Left-handed compliments
“Riding with the wind…” Owen rode with the wind.
Owen. Oh-When. Oh-Wind. (from his journals)
God concepts are much the same, no matter your religion. For some of us, music is our god. For others, the mythologies we create or have inherited, are so thick with limitations and restrictions, and if we’re lucky, allowances and gifts, that it’s hard to find true meaning without a solid foundation. Not everyone has a foundation on which to build a life, and for them, I am sorry. Our family built our traditions, our values, our beliefs, and our foundations on the piers of love, honor, respect, and grace. Not because we’re so full of knowledge and faith, but because we’re all that “experienced” - think Jimi - “Are you experienced? Have you ever been experienced?”
As Lea said many years ago, “Whatever you believe, you’re right.” I couldn’t be more in tune with her resonant key on this one. Many were the mornings when she showed up at our door, guitar in hand, jumped onto our bed, and asked, “Hey, do want to hear my Jimi Hendrix?” Most often we replied, “NO, we’re sleeping.” She played on, and still does.
Invariably, we would wake up and listen to her few chords, her few bars of Hendrix’s music and lyrics, and ask her to please, please go back to bed. Once in a while, we woke, and began our day with coffee and music, conversation and laughter. She reinforced this spontaneity with Owen. (He rarely told her he didn’t want to hear her Hendrix. He went along with her musical impulses, and sometimes joined in.)
There was no time like the present to offer up their talents and their obsessions. They both excelled at expressing themselves at those moments of inspiration. She still does. And, I still hear him breaking into song in the living room, whether there was an audience or not.
Owen spent more time with music than with any other art form - except conversation. He loved Hendrix’s music, for more reasons that I can remember now. Jimi was the reason Owen wanted to learn to play left-handed guitar. He never did - it was on his lists of things to accomplish. I believe he can play left-handed, upside-down, and backwards guitar now, for he no longer has human limitations to music or anything else. Jimi played guitar with his teeth. Owen played with his soul.

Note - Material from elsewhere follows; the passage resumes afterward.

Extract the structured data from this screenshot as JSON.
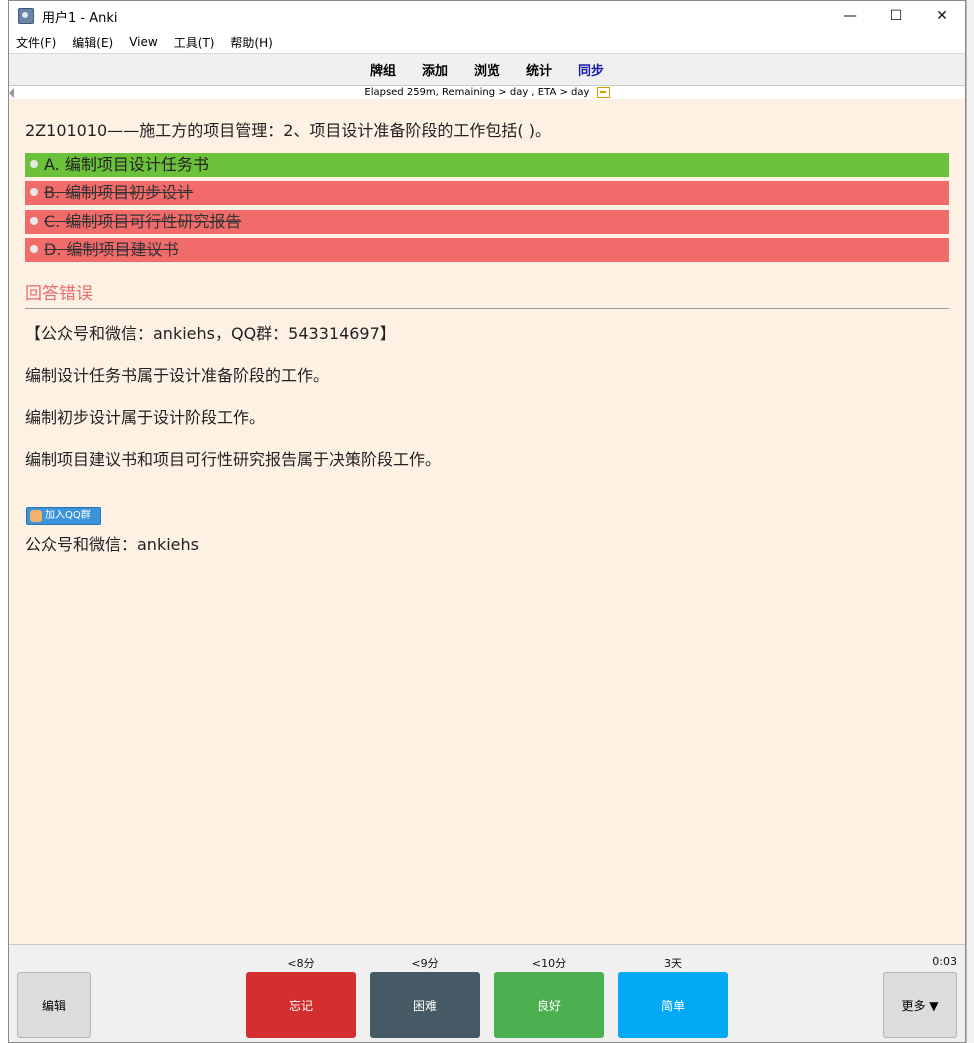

Nat recently said he’s sad his kids won’t have Owen’s musical interests to inherit directly. He loves to listen to music, and has a great singing voice, but did not chose this form of artistic expression as his own. He will find one, I’m sure. We all do, whether it’s building houses, or fighting fires. There’s art in everything, if you look for it. You can train yourself to express your talents left-handed, even if you usually use your right hand, and vice versa. All it takes is a desire to think from another perspective, and practice. Practice, practice, practice.
Song for the night: Little Wind, Jimi Hendrix
http://youtube.com/watch?v=B91ZZE8hMgs&feature=related

Left-handed people are special. Believe me. I have 2 daughters that are, 1 that is not. Also, an ex-wife that is. So I know the left.

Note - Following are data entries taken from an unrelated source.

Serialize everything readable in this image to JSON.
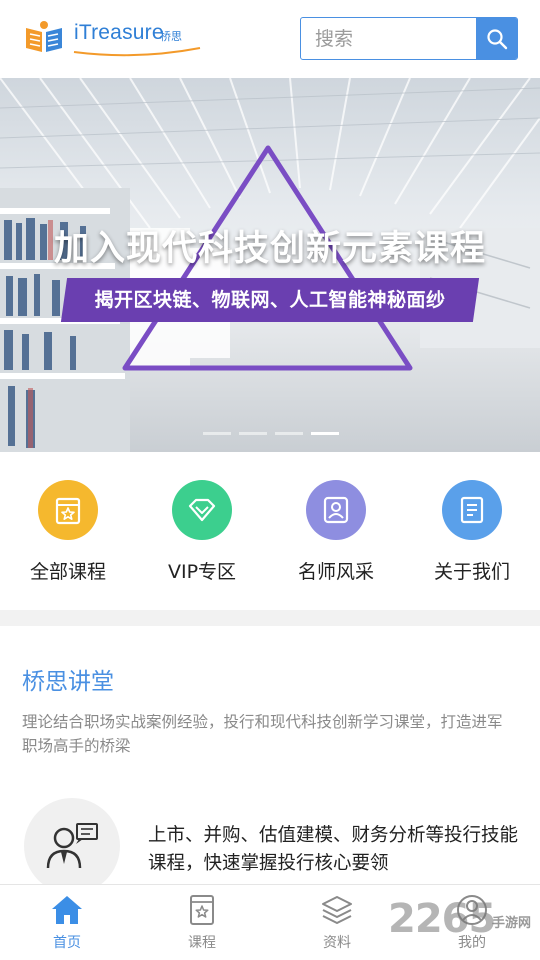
{
  "header": {
    "logo_text": "iTreasure",
    "logo_sub": "桥思",
    "search_placeholder": "搜索"
  },
  "banner": {
    "title": "加入现代科技创新元素课程",
    "subtitle": "揭开区块链、物联网、人工智能神秘面纱",
    "slide_count": 4,
    "active_slide": 4
  },
  "quick_nav": [
    {
      "label": "全部课程",
      "icon": "course-calendar-icon",
      "color": "#f5b82e"
    },
    {
      "label": "VIP专区",
      "icon": "diamond-icon",
      "color": "#3ccf8e"
    },
    {
      "label": "名师风采",
      "icon": "teacher-portrait-icon",
      "color": "#8e8ee0"
    },
    {
      "label": "关于我们",
      "icon": "document-icon",
      "color": "#5aa0ea"
    }
  ],
  "lecture": {
    "title": "桥思讲堂",
    "description": "理论结合职场实战案例经验，投行和现代科技创新学习课堂，打造进军职场高手的桥梁",
    "feature_text": "上市、并购、估值建模、财务分析等投行技能课程，快速掌握投行核心要领"
  },
  "tabbar": [
    {
      "label": "首页",
      "icon": "home-icon",
      "active": true
    },
    {
      "label": "课程",
      "icon": "course-book-icon",
      "active": false
    },
    {
      "label": "资料",
      "icon": "layers-icon",
      "active": false
    },
    {
      "label": "我的",
      "icon": "user-icon",
      "active": false
    }
  ],
  "watermark": {
    "number": "2265",
    "text": "手游网"
  },
  "colors": {
    "accent": "#4a90e2",
    "banner_purple": "#6a3fb0"
  }
}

Creative inspiration comes from the left side of the brain, Jimi shows this. I watch this and other videos of his songs, and I see that inspiration flow. I also see a remarkable resemblance to images of Owen. The poses, the facial expressions, the cigarettes.
To give a left-handed compliment is most often associated with a way to downgrade something, but in this case, left is the right way to remember the life that Owen lived.
Oh-Wind, how does it sound, now?
Love ya,
Dad
Seanna was ambidextrous. She wasn’t great with either hand, mind you, but it was amazing to watch someone swith a crayon, fork, or just anything from one hand to the other and use it in precisely the same way. She had difficulty with fine motor skills because of the brain damage (lack of oxygen to the brain as a baby) but she would astound me by having one hand play with one toy and the other doing something completely different. Try it sometime! She could keep that up for hours, utilizing both sides of the brain equally. Freaky.
I’m drawn to your blog for the obvious similarities to what I’m going through, but also because, like Owen, Seanna had a passion for music. She listened with her whole body. She liked to listen to church choir music in private, no one around to distract her intense concentration on the voices.
I used to sneak around the corner and watch her listening to Ave Maria. It was her favourite. As the choir worked up to a crescendo, she would lean in closer and closer to the speakers and then at the same point in the song the music pulled her to her feet where she stood with her head down, eyes closed, and arms waving slowly in the air, hand a’flapping. Every time. She responded physically; she felt music deep in her body. The autism, I suspect.
Some people think autistics are less aware of themselves and their environments. The truth is that they’re hyper-aware. Lucky buggers actually experience physical pleasure from certain types of visual stimulization such as an automatic sliding door crossing their line of vision at just the right angle. Astounding, but true. The pleasure centre of the brain is located near the same place that processes visual stimuli. Whatever processes music has surely got to be right there, too.
I envy the connection Seanna and Owen had with music. I don’t have it. It’s the lyrics of a song that get me every time. I’m a wordsmith.